Docker delivers software in packages called containers that are isolated from each other. This is crucial for data engineering workflows.

Think of containers as:

  • Lightweight, portable boxes containing everything needed to run an application
  • Isolated environments that don’t interfere with your host system
  • Reproducible environments that work identically everywhere

When to Choose This Option

  • You want full control over your environment
  • You plan to work offline frequently
  • You have a machine with GPU for Module 2
  • You’re comfortable with command-line tools

The Problem Docker Solves

Without Docker (Traditional Problems):

  • Version Conflicts: Multiple Python versions causing PATH issues
  • Library Conflicts: Project A needs pandas 1.0, Project B needs pandas 2.0
  • “Works on My Machine”: Code works locally but fails in production
  • Installation Nightmares: Complex setup procedures for each tool
  • System Pollution: Leftover files and configurations cluttering your system

With Docker (Clean Solution):

Your Computer:
├── Container 1: Python 3.9 + LLM libraries + your scripts
├── Container 2: PostgreSQL 13 database
├── Container 3: Elasticsearch for document search  
├── Container 4: Another project (completely isolated)
└── Host machine stays clean and unaffected

Installing Docker

  1. Visit Docker’s official website
  2. Download installer for your operating system
  3. Follow installation instructions
  4. Test installation: docker run hello-world

For detailed Docker learning, check the Data Engineering Zoomcamp Docker module.

Terminal Setup by OS

  • Windows: Git Bash (recommended), WSL, or PowerShell
  • macOS: Built-in Terminal
  • Linux: Built-in terminal

Creating Your Environment

Create a Dockerfile:

FROM python:3.9

# Install required libraries
RUN pip install jupyter==7.1.2 openai elasticsearch scikit-learn pandas

# Set working directory
WORKDIR /app

# Default to bash for interactive use
ENTRYPOINT ["/bin/bash"]

Build and run:

# Build your image
docker build -t llm-course .

# Run interactive container
docker run -it llm-course

Method B: Direct Installation

# Run Python container
docker run -it python:3.9 bash

# Inside container, install libraries
pip install jupyter==7.1.2 openai elasticsearch scikit-learn pandas

Important: Changes in running containers are lost when stopped. Use Dockerfiles for permanent setups.

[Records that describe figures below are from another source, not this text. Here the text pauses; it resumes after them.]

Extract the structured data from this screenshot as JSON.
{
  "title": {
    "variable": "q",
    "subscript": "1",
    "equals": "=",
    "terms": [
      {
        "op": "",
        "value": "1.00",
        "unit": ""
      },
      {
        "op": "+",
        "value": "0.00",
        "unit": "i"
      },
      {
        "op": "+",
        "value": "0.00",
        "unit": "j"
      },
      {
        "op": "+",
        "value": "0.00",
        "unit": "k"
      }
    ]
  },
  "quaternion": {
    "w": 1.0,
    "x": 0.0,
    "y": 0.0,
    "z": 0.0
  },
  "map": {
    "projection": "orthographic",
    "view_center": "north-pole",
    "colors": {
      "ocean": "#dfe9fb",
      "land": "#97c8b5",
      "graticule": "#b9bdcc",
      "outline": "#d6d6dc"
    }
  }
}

When this is ready, follow the steps from Common Setup Steps.

Summary and Next Steps

What You Should Have Now

  • ✅ Working development environment (one of the three options)
  • ✅ All required Python libraries installed
  • ✅ OpenAI API key configured
  • ✅ Jupyter notebook running
  • ✅ Git repository set up

Key Takeaways

  1. Multiple paths work: Choose the setup that matches your experience level
  2. Reproducibility matters: Docker ensures consistent environments
  3. Security first: Protect your API keys
  4. Version control: Use Git for tracking your progress

Next Steps

Module 1.3 will cover:

  • Document indexing with search engines
  • Building your first RAG (Retrieval-Augmented Generation) pipeline
  • Working with the search implementation

Recommended: Complete a simple test notebook to verify everything works before proceeding.